MessageSujet: Wolfgang Aschenberner   Lun 8 Fév - 8:16

Fiche de personnage

Nom : Aschberner.

Prénom : Wolfgang.

Âge : 35 ans.

Nationalité : Allemande.

Métier : Major de la Wehrmacht.

Description physique : Wolfgang est un homme qui aurait pu, rien que par le respect que son physique impose, devenir SS. Carré et bien bâti, de grande taille -soit 1,83m d'après sa carte d'identité-, sa prestance et sa démarche sont celles d'un homme sûr de lui et fier. Et très orgueilleux. On voit là un homme taillé pour le combat. Petite précision qui ne sera de trop : il a été formé, en URSS, au sambo dit de combat.
Son visage pâle -très pâle- est dédaigneux et son air est hautain. Si ses yeux sont d'un bleu pur et clair, l'éternelle expression de mépris qu'ils affichent enlève l'impression de beauté à celui qui les regarde. Sa joue droite est marquée d'une grosse et laide balafre. Ses cheveux, gominés en arrière, sont très blonds.
De manière générale, il représente le profil-type de la "race aryenne" idéalisée par les nazis. Un magnifique stéréotype en perspective.
Il est vêtu le plus souvent de... son uniforme. Militaire dans le métier, mais avant tout dans l'âme, Wolfgang va très souvent dans la vie de tous les jours dans son uniforme d'apparat. Sinon, il privilégie les couleurs sombres. Mais il gardera en toutes circonstances ses bottes cirées, des gants de cuir noir et un ample et long manteau de cuir noir -plein de poches intérieures très utiles- dans son habillement. Détails : dans la vie civile ; il porte en permanence un Tokarev, souvenir d'un long séjour en URSS ; et son index droit est orné d'une chevalière d'argent ornée de l'aigle tenant la croix gammée.
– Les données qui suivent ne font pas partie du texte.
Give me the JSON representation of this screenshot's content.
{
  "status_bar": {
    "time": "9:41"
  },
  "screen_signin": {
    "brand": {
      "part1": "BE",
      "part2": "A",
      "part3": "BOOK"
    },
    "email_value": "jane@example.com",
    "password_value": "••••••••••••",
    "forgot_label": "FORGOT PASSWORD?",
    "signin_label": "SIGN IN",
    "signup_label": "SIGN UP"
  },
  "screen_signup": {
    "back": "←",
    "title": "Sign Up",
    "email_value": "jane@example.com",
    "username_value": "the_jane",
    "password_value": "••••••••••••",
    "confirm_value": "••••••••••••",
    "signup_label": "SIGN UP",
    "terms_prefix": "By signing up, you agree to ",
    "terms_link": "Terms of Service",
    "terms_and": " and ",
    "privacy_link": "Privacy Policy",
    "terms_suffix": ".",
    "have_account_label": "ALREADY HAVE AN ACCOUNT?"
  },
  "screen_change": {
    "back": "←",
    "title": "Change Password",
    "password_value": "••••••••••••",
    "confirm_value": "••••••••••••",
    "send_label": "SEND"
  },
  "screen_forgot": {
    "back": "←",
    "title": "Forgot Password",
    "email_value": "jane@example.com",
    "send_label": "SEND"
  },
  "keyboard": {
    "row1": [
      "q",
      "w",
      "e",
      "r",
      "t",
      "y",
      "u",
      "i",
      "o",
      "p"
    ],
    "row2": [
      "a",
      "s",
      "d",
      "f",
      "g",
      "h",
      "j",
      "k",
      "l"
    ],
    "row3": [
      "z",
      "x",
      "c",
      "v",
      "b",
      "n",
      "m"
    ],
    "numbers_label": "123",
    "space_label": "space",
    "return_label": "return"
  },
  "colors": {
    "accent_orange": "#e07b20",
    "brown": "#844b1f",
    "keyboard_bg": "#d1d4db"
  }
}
Description mentale : Prime abord je commence par le trait de son caractère le plus important : Wolfgang est très taciturne. Quelques ordres en mission, quelques mots dans la vie courante, et c'est tout. Il se résume à jauger les gens de son air supérieur et méprisant.
Par extension, il n'est pas quelqu'un que l'on peut trouver amical ou chaleureux. Un SS dans l'âme, mais pas dans le métier, à son grand dam.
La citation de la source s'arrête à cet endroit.